In a Dark Wood (23 page)

Read In a Dark Wood Online

Authors: Michael Cadnum

There was a clatter of horses, a great choir of snorting and clopping, and cries of “Here!” and “Ho!”

“It sounds,” said Geoffrey, “as though an army has ridden into the courtyard.”

A figure stumbled into the chamber. It was glistening with sweat, and forest mud starred its leather breastplate. “My lord!” it gasped.

“Henry?”

“I bring you a prize.”

“What sort of prize, good Henry?”

“A prize stolen from Robin Hood!”

Geoffrey went cold and felt for a bedpost, simply to have something solid in his grasp. When he could speak, he said, “What have you stolen?”

“One of his men!”

Geoffrey felt a small wave of relief but stiffened at once. “How did you manage—”

“Days and nights, my lord, we hounded them. Still-warm ashes, and game hanging from trees, and the stink of them. The smell of that band forever shut off from human comfort.”

Geoffrey splashed wine into a goblet. “Here, Henry, please. It will steady you.”

Henry slurped. “Thank you, my lord. It tastes better than anything in the world after nothing but moss water.”

Geoffrey made a gesture of welcome and of impatience.

“Camp after camp we followed them, always minutes behind. They must have been terrified of us, so deep in the forest, the sheriff's men, the dogs of the king, breathing hot on their napes!”
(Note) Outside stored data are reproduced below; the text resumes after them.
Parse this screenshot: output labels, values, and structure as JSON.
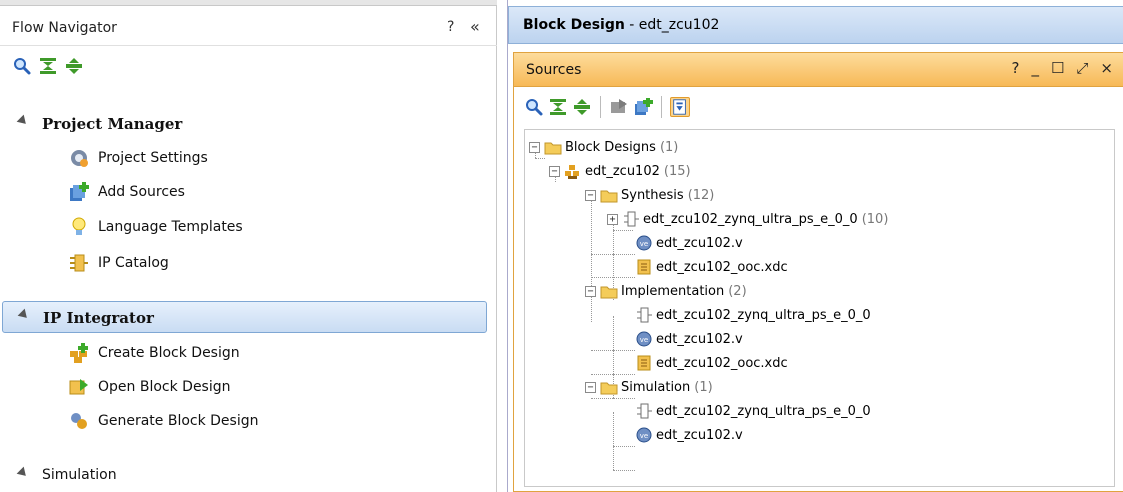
{
  "flow_navigator": {
    "title": "Flow Navigator",
    "help": "?",
    "collapse": "«",
    "toolbar": [
      "search-icon",
      "collapse-all-icon",
      "expand-all-icon"
    ],
    "sections": [
      {
        "title": "Project Manager",
        "items": [
          {
            "label": "Project Settings",
            "icon": "gear-icon"
          },
          {
            "label": "Add Sources",
            "icon": "add-sources-icon"
          },
          {
            "label": "Language Templates",
            "icon": "lightbulb-icon"
          },
          {
            "label": "IP Catalog",
            "icon": "ip-catalog-icon"
          }
        ]
      },
      {
        "title": "IP Integrator",
        "selected": true,
        "items": [
          {
            "label": "Create Block Design",
            "icon": "create-block-design-icon"
          },
          {
            "label": "Open Block Design",
            "icon": "open-block-design-icon"
          },
          {
            "label": "Generate Block Design",
            "icon": "generate-block-design-icon"
          }
        ]
      },
      {
        "title": "Simulation",
        "items": []
      }
    ]
  },
  "block_design": {
    "title_bold": "Block Design",
    "title_rest": " - edt_zcu102",
    "sources": {
      "title": "Sources",
      "window_buttons": [
        "?",
        "_",
        "☐",
        "⤢",
        "×"
      ],
      "toolbar": [
        "search-icon",
        "collapse-all-icon",
        "expand-all-icon",
        "open-folder-icon",
        "add-sources-icon",
        "hierarchy-update-icon"
      ],
      "tree": {
        "root": {
          "label": "Block Designs",
          "count": "(1)"
        },
        "design": {
          "label": "edt_zcu102",
          "count": "(15)"
        },
        "synthesis": {
          "label": "Synthesis",
          "count": "(12)"
        },
        "syn_items": [
          {
            "label": "edt_zcu102_zynq_ultra_ps_e_0_0",
            "count": "(10)",
            "icon": "ip-icon"
          },
          {
            "label": "edt_zcu102.v",
            "count": "",
            "icon": "verilog-icon"
          },
          {
            "label": "edt_zcu102_ooc.xdc",
            "count": "",
            "icon": "xdc-icon"
          }
        ],
        "implementation": {
          "label": "Implementation",
          "count": "(2)"
        },
        "impl_items": [
          {
            "label": "edt_zcu102_zynq_ultra_ps_e_0_0",
            "icon": "ip-icon"
          },
          {
            "label": "edt_zcu102.v",
            "icon": "verilog-icon"
          },
          {
            "label": "edt_zcu102_ooc.xdc",
            "icon": "xdc-icon"
          }
        ],
        "simulation": {
          "label": "Simulation",
          "count": "(1)"
        },
        "sim_items": [
          {
            "label": "edt_zcu102_zynq_ultra_ps_e_0_0",
            "icon": "ip-icon"
          },
          {
            "label": "edt_zcu102.v",
            "icon": "verilog-icon"
          }
        ]
      }
    }
  },
  "colors": {
    "selection_blue": "#c9dcf3",
    "sources_orange": "#f7b957",
    "header_blue": "#bcd3ef"
  }
}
“I have no doubt. Please, continue.”

Henry wiped his lips with his fist. “Finally I sent the forester ahead and kept the rest of the men back, cutting wood and sneezing, making all the noise a band of hearty men could make. And this good man saw a figure, sprinting like a deer through the trees, and followed him on a parallel path through the forest. Robin Hood has his sly ways, but we have ours. Our good forester crept like a weasel and watched while this outlaw lay down under a tree; the forester stepped forth as easy as a man stepping up to table, I have no doubt, and pressed his good steel against the criminal's throat!”

“Who is it, then?”

“And then he dragged the wretch back to the rest of us, and we had by that time crept forwards ourselves, sly as stoats, if you'd only seen us! And when that felon looked upon the good men who had him, he fell to his knees for his soul.”

“Who is it?”

“I'll bring him in to you now, my lord, and you can see him for yourself. A miserable beast he is, I must say, befouled and besmeared, and a shameful thing to drag into your good presence.”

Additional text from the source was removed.